Тревога Сигбьерна теперь сместилась - так как Примроуз некоторое время чинно шла впереди него (хотя каждый раз, когда мимо проносилась машина, он сам чуть не спрыгивал в канаву) - и сосредоточилась на их цели в Дарк-Росслине. Он не очень надеялся, что сможет отыскать ее в лабиринте дорог, плутающих по склону холма на краю города, сомневался, сумеет ли снова узнать дом в тумане плачевных воспоминаний о предыдущем воскресенье, и, все еще ощущая в правом боку боль от падения в черных лесах, вдруг сильно вспотел. Ему очень хотелось снять рубашку, он знал, что стоит ему только сказать об этом вслух, и Примроуз весело откликнется: "Ну, так снимай, что же ты?" - но почему-то сделать это здесь, на шоссе, он не мог.

Они прошли мимо конторы компании "Росслиновский Парк - земельные участки и застройки" -Росслиновский Парк. Справки. Живописные участки. Гарантированы ссуды, из государственного строительного фонда. Оплата полностью или в рассрочку; мимо уродливой вырубки- голая, истерзанная, безобразная земля, исчерченная пыльными дорогами, усеянная новыми безобразными домами там, где всего два-три года назад безмятежно красовался лес, который они любили.

"Осторожно, дорожные работы!" - гласила надпись. "Неукрепленные обочины", "Проход запрещен", "Частная собственность": шоссе здесь было до середины разрыто, и траншеи там, где был ручей и цвели все цветы лесной весны, заполнялись трубами, которые несли воду, и все коммерческие удобства, и сантехнику цивилизации в их некогда дикий и уединенный приют. Здесь на особенно свирепой вырубке, поросшей редким репейником и огромными одуванчиками, они увидели своих чижей, выклевывавших семена репейника, и остановились. В стайке была и какая-то новая птичка, похожая на маленького желто-черного воробышка, и Примроуз снова бросилась через шоссе, поглядывая то на птиц, то на Сигбьерна, который пошел за ней.

- Смотри! Сосновый соболек!

- Собольки - это такие крысы.

- Да. Но есть еще и птицы...

- Наверное, корольки?

- Ну, конечно. Но что он делает тут, на побережье? Они ведь живут в горах. Какая прелесть!

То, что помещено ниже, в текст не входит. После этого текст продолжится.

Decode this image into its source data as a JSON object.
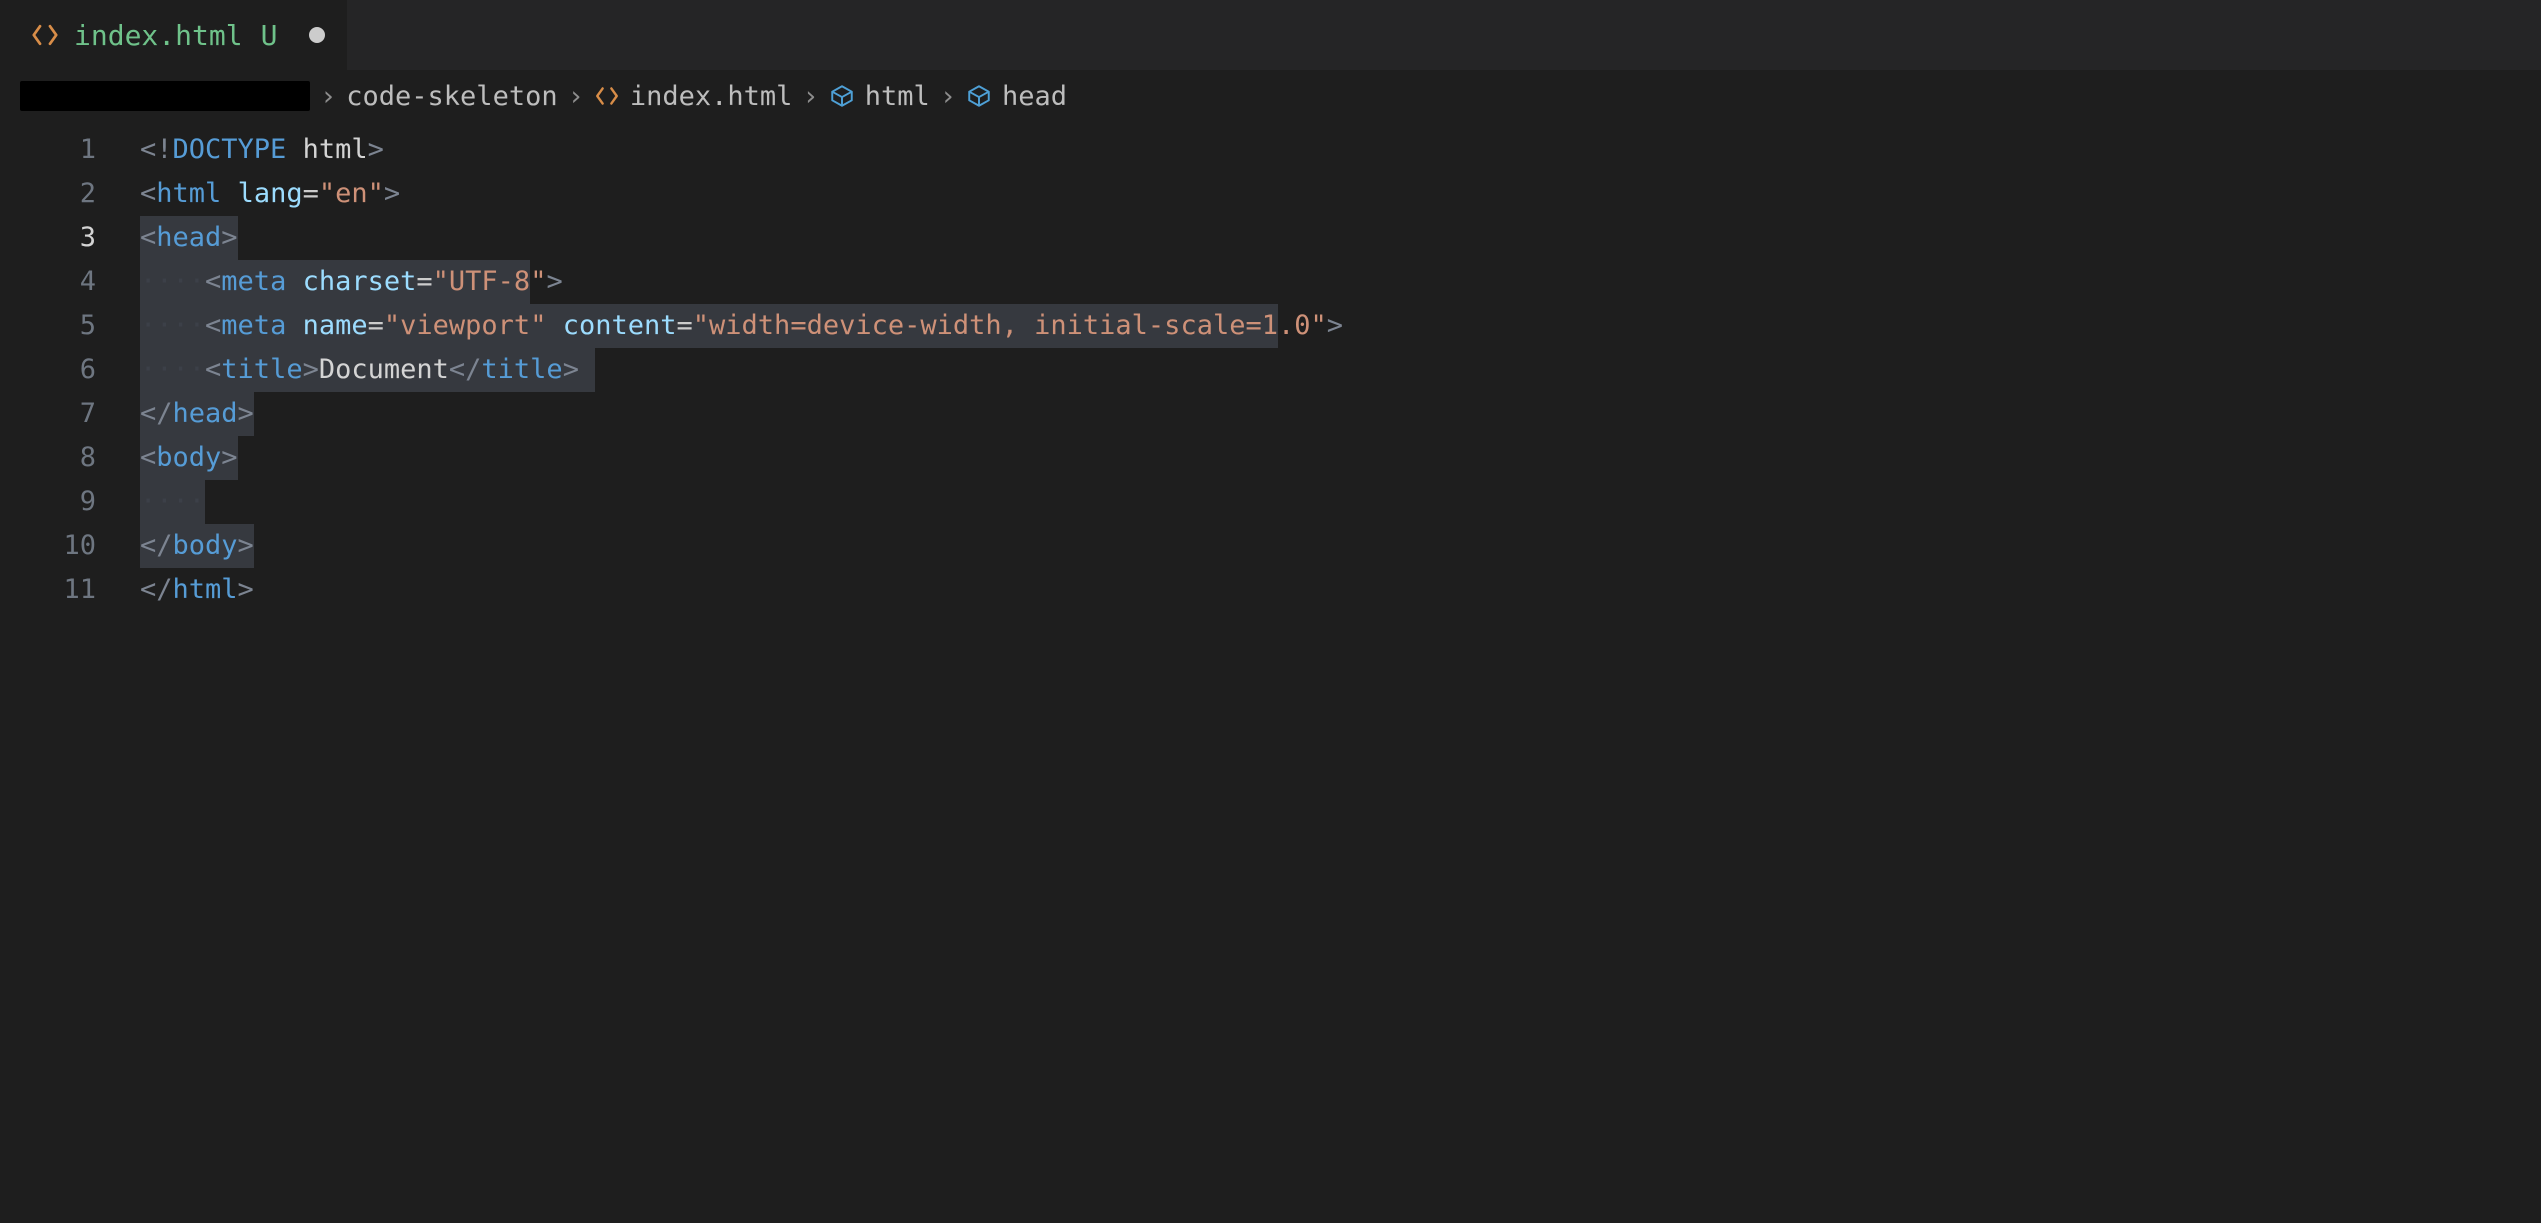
{
  "tab": {
    "filename": "index.html",
    "git_status": "U",
    "dirty": true
  },
  "breadcrumbs": {
    "items": [
      {
        "kind": "redacted"
      },
      {
        "kind": "folder",
        "label": "code-skeleton"
      },
      {
        "kind": "file",
        "label": "index.html"
      },
      {
        "kind": "symbol",
        "label": "html"
      },
      {
        "kind": "symbol",
        "label": "head"
      }
    ]
  },
  "chev": "›",
  "editor": {
    "active_line": 3,
    "line_numbers": [
      "1",
      "2",
      "3",
      "4",
      "5",
      "6",
      "7",
      "8",
      "9",
      "10",
      "11"
    ],
    "lines": [
      [
        {
          "c": "tk-punc",
          "t": "<!"
        },
        {
          "c": "tk-doct",
          "t": "DOCTYPE"
        },
        {
          "c": "tk-punc",
          "t": " "
        },
        {
          "c": "tk-dockw",
          "t": "html"
        },
        {
          "c": "tk-punc",
          "t": ">"
        }
      ],
      [
        {
          "c": "tk-punc",
          "t": "<"
        },
        {
          "c": "tk-tag",
          "t": "html"
        },
        {
          "c": "tk-punc",
          "t": " "
        },
        {
          "c": "tk-attr",
          "t": "lang"
        },
        {
          "c": "tk-eq",
          "t": "="
        },
        {
          "c": "tk-str",
          "t": "\"en\""
        },
        {
          "c": "tk-punc",
          "t": ">"
        }
      ],
      [
        {
          "c": "tk-punc",
          "t": "<"
        },
        {
          "c": "tk-tag",
          "t": "head"
        },
        {
          "c": "tk-punc",
          "t": ">"
        }
      ],
      [
        {
          "c": "tk-ws",
          "t": "····"
        },
        {
          "c": "tk-punc",
          "t": "<"
        },
        {
          "c": "tk-tag",
          "t": "meta"
        },
        {
          "c": "tk-punc",
          "t": " "
        },
        {
          "c": "tk-attr",
          "t": "charset"
        },
        {
          "c": "tk-eq",
          "t": "="
        },
        {
          "c": "tk-str",
          "t": "\"UTF-8\""
        },
        {
          "c": "tk-punc",
          "t": ">"
        }
      ],
      [
        {
          "c": "tk-ws",
          "t": "····"
        },
        {
          "c": "tk-punc",
          "t": "<"
        },
        {
          "c": "tk-tag",
          "t": "meta"
        },
        {
          "c": "tk-punc",
          "t": " "
        },
        {
          "c": "tk-attr",
          "t": "name"
        },
        {
          "c": "tk-eq",
          "t": "="
        },
        {
          "c": "tk-str",
          "t": "\"viewport\""
        },
        {
          "c": "tk-punc",
          "t": " "
        },
        {
          "c": "tk-attr",
          "t": "content"
        },
        {
          "c": "tk-eq",
          "t": "="
        },
        {
          "c": "tk-str",
          "t": "\"width=device-width, initial-scale=1.0\""
        },
        {
          "c": "tk-punc",
          "t": ">"
        }
      ],
      [
        {
          "c": "tk-ws",
          "t": "····"
        },
        {
          "c": "tk-punc",
          "t": "<"
        },
        {
          "c": "tk-tag",
          "t": "title"
        },
        {
          "c": "tk-punc",
          "t": ">"
        },
        {
          "c": "tk-text",
          "t": "Document"
        },
        {
          "c": "tk-punc",
          "t": "</"
        },
        {
          "c": "tk-tag",
          "t": "title"
        },
        {
          "c": "tk-punc",
          "t": ">"
        }
      ],
      [
        {
          "c": "tk-punc",
          "t": "</"
        },
        {
          "c": "tk-tag",
          "t": "head"
        },
        {
          "c": "tk-punc",
          "t": ">"
        }
      ],
      [
        {
          "c": "tk-punc",
          "t": "<"
        },
        {
          "c": "tk-tag",
          "t": "body"
        },
        {
          "c": "tk-punc",
          "t": ">"
        }
      ],
      [
        {
          "c": "tk-ws",
          "t": "····"
        }
      ],
      [
        {
          "c": "tk-punc",
          "t": "</"
        },
        {
          "c": "tk-tag",
          "t": "body"
        },
        {
          "c": "tk-punc",
          "t": ">"
        }
      ],
      [
        {
          "c": "tk-punc",
          "t": "</"
        },
        {
          "c": "tk-tag",
          "t": "html"
        },
        {
          "c": "tk-punc",
          "t": ">"
        }
      ]
    ],
    "selection_chars": [
      {
        "line": 3,
        "start": 0,
        "end": 6
      },
      {
        "line": 4,
        "start": 0,
        "end": 24
      },
      {
        "line": 5,
        "start": 0,
        "end": 70
      },
      {
        "line": 6,
        "start": 0,
        "end": 28
      },
      {
        "line": 7,
        "start": 0,
        "end": 7
      },
      {
        "line": 8,
        "start": 0,
        "end": 6
      },
      {
        "line": 9,
        "start": 0,
        "end": 4
      },
      {
        "line": 10,
        "start": 0,
        "end": 7
      }
    ]
  }
}
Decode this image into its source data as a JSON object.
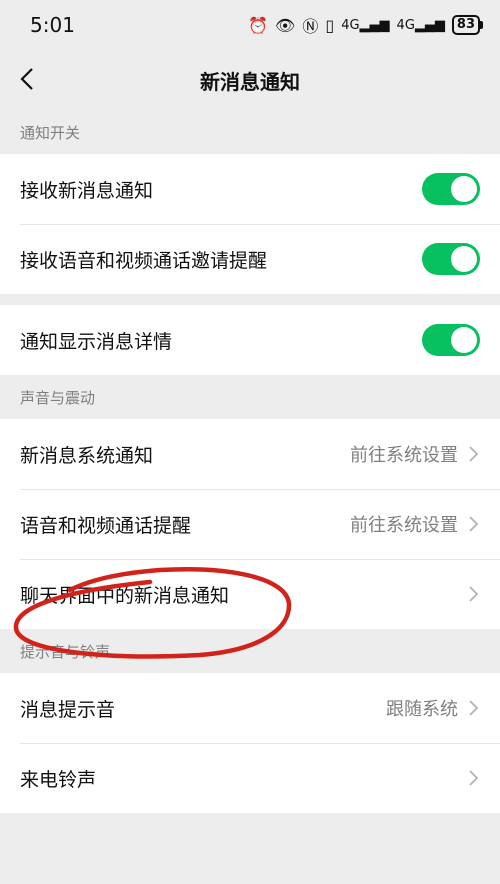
{
  "status_bar": {
    "time": "5:01",
    "icons": [
      "alarm-icon",
      "eye-icon",
      "nfc-icon",
      "vibrate-icon",
      "signal-4g-icon",
      "signal-4g-icon"
    ],
    "signal_1": "4G",
    "signal_2": "4G",
    "battery": "83"
  },
  "nav": {
    "title": "新消息通知"
  },
  "sections": {
    "notify_switch": {
      "header": "通知开关",
      "items": [
        {
          "label": "接收新消息通知",
          "toggle_on": true
        },
        {
          "label": "接收语音和视频通话邀请提醒",
          "toggle_on": true
        }
      ],
      "extra_item": {
        "label": "通知显示消息详情",
        "toggle_on": true
      }
    },
    "sound_vibrate": {
      "header": "声音与震动",
      "items": [
        {
          "label": "新消息系统通知",
          "value": "前往系统设置"
        },
        {
          "label": "语音和视频通话提醒",
          "value": "前往系统设置"
        },
        {
          "label": "聊天界面中的新消息通知",
          "value": ""
        }
      ]
    },
    "tone_ringtone": {
      "header": "提示音与铃声",
      "items": [
        {
          "label": "消息提示音",
          "value": "跟随系统"
        },
        {
          "label": "来电铃声",
          "value": ""
        }
      ]
    }
  },
  "colors": {
    "accent": "#07c160",
    "annotation": "#d2231a",
    "background": "#ededed"
  }
}
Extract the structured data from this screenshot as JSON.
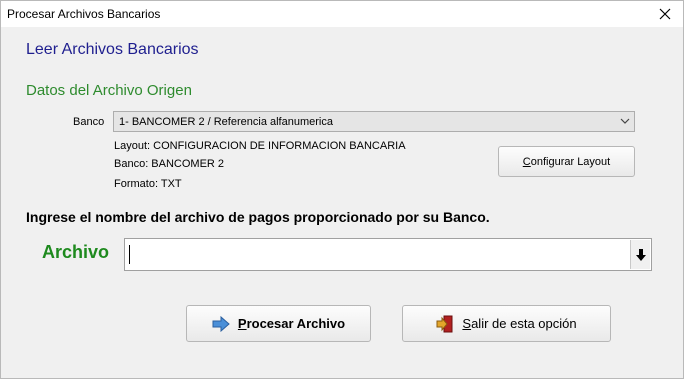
{
  "window": {
    "title": "Procesar Archivos Bancarios",
    "close_icon": "close-icon"
  },
  "header": {
    "title": "Leer Archivos Bancarios",
    "section": "Datos del Archivo Origen"
  },
  "banco": {
    "label": "Banco",
    "selected": "1- BANCOMER 2 / Referencia alfanumerica",
    "info_layout": "Layout: CONFIGURACION DE INFORMACION BANCARIA",
    "info_banco": "Banco: BANCOMER 2",
    "info_formato": "Formato: TXT",
    "config_button": {
      "accel": "C",
      "rest": "onfigurar Layout"
    }
  },
  "archivo": {
    "prompt": "Ingrese el nombre del archivo de pagos proporcionado por su Banco.",
    "label": "Archivo",
    "value": ""
  },
  "actions": {
    "procesar": {
      "accel": "P",
      "rest": "rocesar Archivo",
      "icon": "arrow-right-icon"
    },
    "salir": {
      "accel": "S",
      "rest": "alir de esta opción",
      "icon": "exit-door-icon"
    }
  },
  "colors": {
    "heading": "#1f1f8f",
    "section": "#2e8b2e",
    "archivo_label": "#1e8a1e"
  }
}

Королек упорхнул, и они пошли дальше мимо теперь уже, слава богу, последних участков омерзительного Росслиновского Парка и маленького нового "кафе-бара" - Сигбьерн посмотрел на него с бесконечной ненавистью, так как было воскресенье, а впрочем, все равно заказать можно было бы только кока-колу или лимонад, - мимо большой новой школы, гигантского бетонного бруска мнемонических мук, и добрались до отрезка сравнительно не испорченной дороги. Но что он, собственно, подразумевает под "относительно не испорченной"? И ужас - вполне ли он обоснован? Канада ведь - слишком большая страна, чтобы ее можно было так просто испортить. Но ее легенды, почти вся значимая и героическая часть ее истории была историей порчи в той или иной форме. Однако человек не птица и не дикий зверь, в каких бы глухих дебрях он ни обитал. Покорение этих дебрей на деле или в мыслях было частью процесса его внутреннего самоопределения. Старинная беда, вновь обернувшаяся правдой: прогресс оказался врагом, он не делал человека ни счастливее, ни увереннее. Губить и опошлять стало привычкой. И не то чтобы (хотя они и обрели какое-то подобие покоя, какое-то подобие рая, которого теперь снова лишались) они вполне сознательно искали покоя. Тем не менее он невольно вспоминал о зеленой прелести их погибшего леса и т. д. и т. п. - все эти враждующие штампы назойливо закружились в его мозгу, когда он последовал за Примроуз, которая нашла бочажок, еще хранивший воду ручья, и там, укрытые от летней пыли и жары, над влажным изумрудным мхом, густо голубели незабудки, а возле росла вероника.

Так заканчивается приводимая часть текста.